Every year in this haunted season, she is there--the old woman with the worn shoes and the ragged coat and the tired, defeated look in her eyes. Every year as I walk the decorated streets and visit the shops and malls, she walks the shadowed pathways of my mind and whispers in my inner ear, "Remember me; remember that the world is not fair or just; remember those who suffer from its inequity; remember whence you have come; remember you have an obligation to those who have no voice. Remember." Every year and again this year, she walks with me through this season, reminding me of who I am and whence I have come.
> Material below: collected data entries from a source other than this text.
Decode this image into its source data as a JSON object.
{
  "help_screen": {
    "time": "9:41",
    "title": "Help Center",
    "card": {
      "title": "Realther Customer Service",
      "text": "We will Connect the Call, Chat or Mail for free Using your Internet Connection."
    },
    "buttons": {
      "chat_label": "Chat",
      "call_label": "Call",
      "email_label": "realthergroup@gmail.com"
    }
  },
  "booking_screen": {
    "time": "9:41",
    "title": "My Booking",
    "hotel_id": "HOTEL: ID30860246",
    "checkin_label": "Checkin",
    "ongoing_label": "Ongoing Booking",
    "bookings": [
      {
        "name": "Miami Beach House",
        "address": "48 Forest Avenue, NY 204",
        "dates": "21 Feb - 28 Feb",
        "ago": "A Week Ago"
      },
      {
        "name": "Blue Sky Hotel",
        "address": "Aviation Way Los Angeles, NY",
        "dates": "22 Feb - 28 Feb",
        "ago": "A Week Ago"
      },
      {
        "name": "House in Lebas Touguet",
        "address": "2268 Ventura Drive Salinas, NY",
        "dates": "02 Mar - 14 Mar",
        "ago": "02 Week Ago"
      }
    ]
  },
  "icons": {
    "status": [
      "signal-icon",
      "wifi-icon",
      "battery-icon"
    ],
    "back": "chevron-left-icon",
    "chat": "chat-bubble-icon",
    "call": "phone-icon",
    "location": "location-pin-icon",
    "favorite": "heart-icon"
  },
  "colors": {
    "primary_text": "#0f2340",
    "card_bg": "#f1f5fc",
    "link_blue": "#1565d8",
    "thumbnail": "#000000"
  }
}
This season of the year, when the red and gold and orange glory of autumn is transmuted into the dun colors of winter, when the trees stand unveiled as they stretch bare, importunate limbs into a grey and somber sky, when the waning of the light, the shortness of the days, the lengthening of night is too obvious to be missed, when we exchange light jackets for heavy coats, and begin to hunker down for the interval of cold and dark, and long for some means by which to lighten the burden of the season and brighten our inner horizons, this season, as we wait for the turning of the year and the return of the sun, is a haunted time. Then it is that the wall between the worlds grows thin and porous. Then it is that the distinction between is and was and might be becomes blurred. Then it is that the ghosts of past and present and future walk the shadowed pathways of my mind and rise up to meet me in the quiet hours of the night.
They remind me that the life that lives me is the same life which has flowed through uncounted generations, the same life which incarnated itself in creatures strange beyond my imagining and that we are of this flowing river of life from which we emerge for a short moment of self-consciousness and to which we return. They remind me that the shape we give to our individual existence is the result of the gifts we receive from those around us and what we choose to do with those gifts. They remind me that in our choosing we select not only for this moment and for ourselves, but for all time and for generations we shall never live to see and who will not remember our ancient names. They remind me that we have our existence in a network of caring and responsibility and that none of us is truly healthy or whole so long as any of us is diminished or devalued. The ghosts of the season remind me of who I am and whence I have come and what matters in life; the ghosts of the season call me to wider awareness and deeper understanding and broader responsibility, and I am enriched by their presence.
I invite you, this season, to find a few quiet moments when you can open yourselves to the spirits which walk among us in this haunted season. Perhaps you, too, will discover that we are, each of us, the means by which the lives of uncounted generations find new expression and walk the earth again; that each of us is the gift of the past, of unnumbered pasts; that we live in a network of obligation and responsibility; and that out of the choices we make, this year and every year, emerges the future which our spirits shall inhabit.
The sermon in a Unitarian Universalist setting is never the last word on any subject, but rather an invitation to further dialog.